28 November 2007

Mi Tocayo

While in Mexico last Friday taking pictures for our CDA program, I took an opportunity to pay a visit to a family for whom we built a home in the summer of 2004. I stop in and say hi to this particular family whenever I am in the area. Usually, our visits follow a pattern. I walk into their home and am greeted by hugs and handshakes by whatever members of the family are around that day. Then we make sure everyone is well and catch up on life since the last visit. They ask about my family and I ask about theirs. There is much laughing and carrying on. Then, without skipping a beat, the matriarch of the family, Ines, makes me sit down and begins preparing a meal. Now I know what you are thinking. "Oh so that is his real motivation for stopping by there so frequently - free food." My only answer is; GUILTY (or at least partially so). After all, when I say she prepares a meal, I mean she serves up a spread of amazing food. In seventeen months of visits, Ines has yet to cook something that tastes less than incredible.

However, my most recent visit had a different feel to it. The pleasantries were mostly the same. But our conversation was different. As we began to share our lives with one another, Ines told me about the struggles she and her family had been through in the past few months. She spoke with sadness and cried openly in front of me. I didn't know how to react. There was much I wanted to say, but I found my Spanish failing in the moment. So I listened. I listened when she told me how her husband had left the family out of frustration with his own health and lack of ability to provide for everyone. I listened as she told me about her son's problems with the police and the burden that situation had become to his young family. I listened as she told me how she feels imprisoned in her own home because leaving, even for a few hours in the day, would mean her house getting broken into and robbed. I just listened.

Apparently, that was enough. She cried for a moment more. I took her hand and expressed my sympathy. After wiping her eyes and forehead with a small hand towel, she rose and asked if I was hungry. Of course, I said no. Of course, I also know to her that means yes. Let's be realistic; it would be ridiculous to her for me to show up without an appetite. And yes, Ines served up another remarkable plate of food for me. As she did so, she started telling me about the good things in her life. Her youngest daughter is doing very well and has a good job to help fill the void left by her husband. Her oldest daughter just had her second child, a baby boy which she is so proud of. This led to the biggest surprise of the day. I asked what the baby's name was:

"You don't know?" She asked with a surprised look in her eye. "His name is Jonathan."

"Just a second, that's my name!"

"Yes. Erica and her husband named the baby after you." (I swear I am not making this up.)

At this point I started jumping up and down with my arms in the air like the next contestant on the Price is Right - looking pretty much like an idiot - screaming "Mi Tocayo!" (loosely translated to 'my namesake'). Yes, there is a Mexican baby named after me!

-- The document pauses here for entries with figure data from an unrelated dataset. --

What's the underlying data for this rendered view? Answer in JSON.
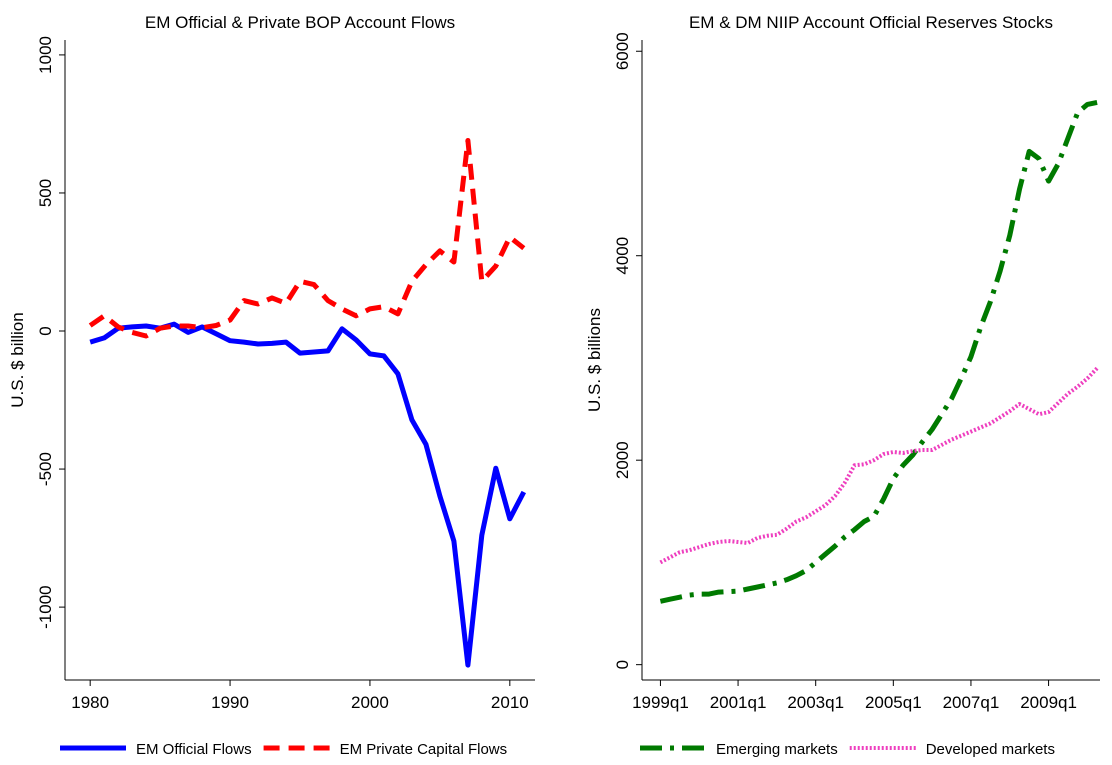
{
  "chart_data": [
    {
      "type": "line",
      "title": "EM Official & Private BOP Account Flows",
      "y_label": "U.S. $ billion",
      "x": [
        1980,
        1981,
        1982,
        1983,
        1984,
        1985,
        1986,
        1987,
        1988,
        1989,
        1990,
        1991,
        1992,
        1993,
        1994,
        1995,
        1996,
        1997,
        1998,
        1999,
        2000,
        2001,
        2002,
        2003,
        2004,
        2005,
        2006,
        2007,
        2008,
        2009,
        2010,
        2011
      ],
      "xlim": [
        1978.2,
        2011.8
      ],
      "xticks": [
        1980,
        1990,
        2000,
        2010
      ],
      "ylim": [
        -1264,
        1054
      ],
      "yticks": [
        -1000,
        -500,
        0,
        500,
        1000
      ],
      "series": [
        {
          "name": "EM Official Flows",
          "color": "#0000ff",
          "dash": "solid",
          "values": [
            -40,
            -25,
            10,
            15,
            18,
            10,
            25,
            -5,
            15,
            -10,
            -35,
            -40,
            -47,
            -45,
            -40,
            -80,
            -76,
            -72,
            8,
            -32,
            -83,
            -90,
            -155,
            -322,
            -410,
            -598,
            -761,
            -1210,
            -740,
            -497,
            -680,
            -583
          ]
        },
        {
          "name": "EM Private Capital Flows",
          "color": "#ff0000",
          "dash": "dash",
          "values": [
            20,
            55,
            15,
            -5,
            -18,
            10,
            18,
            18,
            12,
            20,
            40,
            110,
            98,
            120,
            100,
            180,
            168,
            110,
            80,
            55,
            80,
            88,
            62,
            180,
            240,
            290,
            250,
            690,
            180,
            235,
            340,
            300
          ]
        }
      ]
    },
    {
      "type": "line",
      "title": "EM & DM NIIP Account Official Reserves Stocks",
      "y_label": "U.S. $ billions",
      "categories": [
        "1999q1",
        "1999q2",
        "1999q3",
        "1999q4",
        "2000q1",
        "2000q2",
        "2000q3",
        "2000q4",
        "2001q1",
        "2001q2",
        "2001q3",
        "2001q4",
        "2002q1",
        "2002q2",
        "2002q3",
        "2002q4",
        "2003q1",
        "2003q2",
        "2003q3",
        "2003q4",
        "2004q1",
        "2004q2",
        "2004q3",
        "2004q4",
        "2005q1",
        "2005q2",
        "2005q3",
        "2005q4",
        "2006q1",
        "2006q2",
        "2006q3",
        "2006q4",
        "2007q1",
        "2007q2",
        "2007q3",
        "2007q4",
        "2008q1",
        "2008q2",
        "2008q3",
        "2008q4",
        "2009q1",
        "2009q2",
        "2009q3",
        "2009q4",
        "2010q1",
        "2010q2"
      ],
      "xticks": [
        "1999q1",
        "2001q1",
        "2003q1",
        "2005q1",
        "2007q1",
        "2009q1"
      ],
      "ylim": [
        -150,
        6110
      ],
      "yticks": [
        0,
        2000,
        4000,
        6000
      ],
      "series": [
        {
          "name": "Emerging markets",
          "color": "#007a00",
          "dash": "dashdot",
          "values": [
            620,
            640,
            660,
            680,
            690,
            690,
            710,
            715,
            720,
            740,
            760,
            780,
            800,
            830,
            870,
            920,
            1000,
            1080,
            1160,
            1250,
            1320,
            1400,
            1450,
            1620,
            1820,
            1950,
            2050,
            2180,
            2300,
            2450,
            2600,
            2800,
            3010,
            3300,
            3550,
            3850,
            4200,
            4650,
            5020,
            4950,
            4730,
            4900,
            5150,
            5400,
            5480,
            5500
          ]
        },
        {
          "name": "Developed markets",
          "color": "#ee3fbf",
          "dash": "dot",
          "values": [
            1000,
            1050,
            1100,
            1120,
            1150,
            1180,
            1200,
            1210,
            1200,
            1190,
            1240,
            1260,
            1270,
            1330,
            1400,
            1440,
            1500,
            1560,
            1650,
            1780,
            1950,
            1960,
            2000,
            2060,
            2080,
            2070,
            2090,
            2100,
            2100,
            2150,
            2200,
            2240,
            2280,
            2320,
            2360,
            2420,
            2480,
            2550,
            2500,
            2450,
            2470,
            2560,
            2650,
            2720,
            2800,
            2900
          ]
        }
      ]
    }
  ]
}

I share this with you because it is a reminder to me of the importance of investing in peoples' lives. By this I mean caring about them. What started out as Amor Ministries responding to the need this family had for a home has turned into me feeling like a part of that family. Maybe this is how God would want it. Taking a chance to love others in a close, real, tangible way has a tendency to bring us into communion with those we serve. In each instance we are given a chance to affirm their place beside us in the family of God. And that is the greatest of honors (next to having a baby named after me).